The year is 1963 and I speak from memory…. I was standing in the sand at The Citadel beach house. Only freshmen were allowed this particular day. All about me milled the bleating herd of freshmen who had survived the initial immersion into the system. This day at the beach was our respite… During plebe week I had a senior put a cigarette out on my arm, fainted in exhaustion during a sweat party, and hung suspended from a wall pipe while some daring young sergeant held a sword beneath me. This, I reasoned, was evidence enough that I had made a serious error in my choice of colleges. Unless you have attended a military school and unless you went through the plebe system, you will not fully appreciate my feelings at this time.
Memory differs from experience. Memory softens the features of upperclassmen’s faces that once seemed to emanate a sinister and all-corrosive evil. I forget much of the cruelty of that year, but remember most of those deliriously happy moments when the freshmen would gain small and insignificant victories over their tormentors. The one indelible image I carry from that day is of a gray-haired, cigar-smoking, Lieutenant Colonel in the Army with a voice like a noon whistle. In a single moment of time, he imprinted his face and voice in the minds of every freshman on the beach. This was The Boo.
— From the book
Description
In 1961, Lt. Colonel Nugent Courvoisie accepted the job as assistant commandant of cadets at The Citadel, the military college of South Carolina. During the next seven years, The Boo, as the cadets called him, was in charge of meting out punishment to those young men accused of breaking Citadel law. The Boo was a harsh guardian of justice, but he was also an extremely compassionate and sensitive individual who cared deeply about the young men placed under his jurisdiction. If he was often stern and uncompromising, he was also concerned and understanding. He possessed a special ability in dealing with the problem cadet; the boy who found The Citadel too difficult or too confining; the boy from the broken home, or the boy forced to go to a military college by parents who had failed him. He empathized with cadets who were stifled by the system and, in his own way, tried to guide them through the obstacles that inevitably littered the path to graduation.
The Boo was many things to many people. During the years as assistant commandant, he was part analyst, part confessor, part detective, part father, part son of a bitch, and all soldier.
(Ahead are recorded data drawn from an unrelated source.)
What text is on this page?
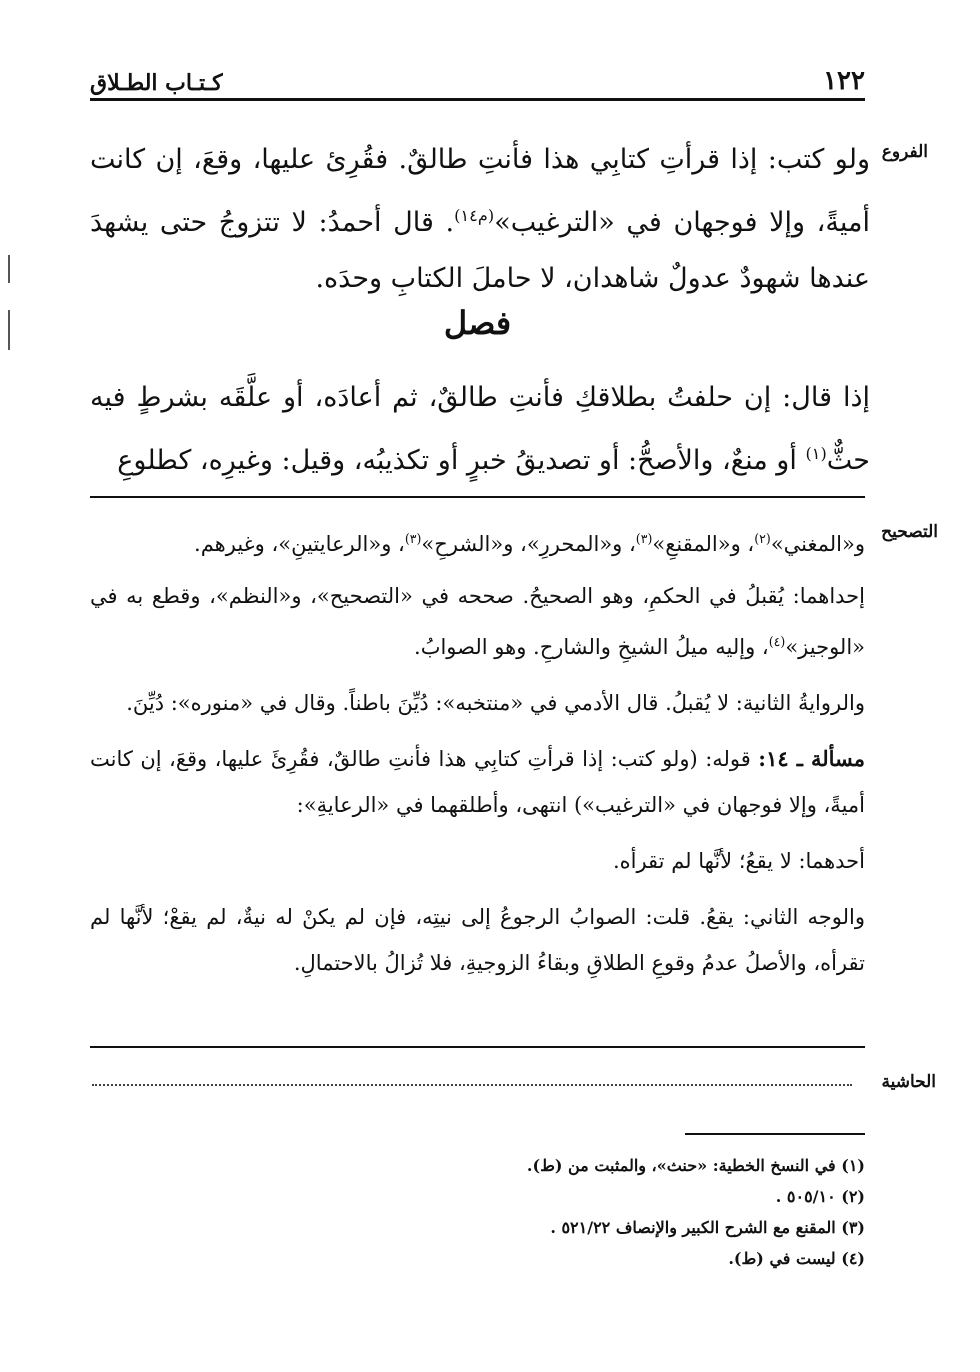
١٢٢
كـتـاب الطـلاق
الفروع

ولو كتب: إذا قرأتِ كتابِي هذا فأنتِ طالقٌ. فقُرِئ عليها، وقعَ، إن كانت أميةً، وإلا فوجهان في «الترغيب»$^{(م١٤)}$. قال أحمدُ: لا تتزوجُ حتى يشهدَ عندها شهودٌ عدولٌ شاهدان، لا حاملَ الكتابِ وحدَه.

فصل

إذا قال: إن حلفتُ بطلاقكِ فأنتِ طالقٌ، ثم أعادَه، أو علَّقَه بشرطٍ فيه حثٌّ$^{(١)}$ أو منعٌ، والأصحُّ: أو تصديقُ خبرٍ أو تكذيبُه، وقيل: وغيرِه، كطلوعِ

التصحيح

و«المغني»$^{(٢)}$، و«المقنعِ»$^{(٣)}$، و«المحررِ»، و«الشرحِ»$^{(٣)}$، و«الرعايتينِ»، وغيرهم.

إحداهما: يُقبلُ في الحكمِ، وهو الصحيحُ. صححه في «التصحيح»، و«النظم»، وقطع به في «الوجيز»$^{(٤)}$، وإليه ميلُ الشيخِ والشارحِ. وهو الصوابُ.

والروايةُ الثانية: لا يُقبلُ. قال الأدمي في «منتخبه»: دُيِّنَ باطناً. وقال في «منوره»: دُيِّنَ.

مسألة ـ ١٤: قوله: (ولو كتب: إذا قرأتِ كتابِي هذا فأنتِ طالقٌ، فقُرِئَ عليها، وقعَ، إن كانت أميةً، وإلا فوجهان في «الترغيب») انتهى، وأطلقهما في «الرعايةِ»:

أحدهما: لا يقعُ؛ لأنَّها لم تقرأه.

والوجه الثاني: يقعُ. قلت: الصوابُ الرجوعُ إلى نيتِه، فإن لم يكنْ له نيةٌ، لم يقعْ؛ لأنَّها لم تقرأه، والأصلُ عدمُ وقوعِ الطلاقِ وبقاءُ الزوجيةِ، فلا تُزالُ بالاحتمالِ.

الحاشية
(١) في النسخ الخطية: «حنث»، والمثبت من (ط).
(٢) ٥٠٥/١٠ .
(٣) المقنع مع الشرح الكبير والإنصاف ٥٢١/٢٢ .
(٤) ليست في (ط).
This is the story of the Boo and the story of The Citadel from 1961-1968. It is the story of young men and the man they turned to for laughter, for help, and for inspiration.
The Boo was Pat Conroy’s first book. It was self-published by Pat in 1969, following his graduation from The Citadel. The Old New York Book Shop Press reprinted it in 1988. The book was at first banned by the school but the ban has long since been lifted.
The original preface read:
The book, in essence, is the love affair of Courvoisie (The Boo) for the cadets and his school. The stories within the book were not written maliciously or callously; they were written to show an inside view of the long gray line, an intimate view not often afforded to the general public. The Citadel is quirky, eccentric, and unforgettable. The Boo and I collaborated on this book to celebrate a school we both love—each in our different ways. Proceeds for the book will go to a gift fund honoring Citadel graduates killed in Viet Nam.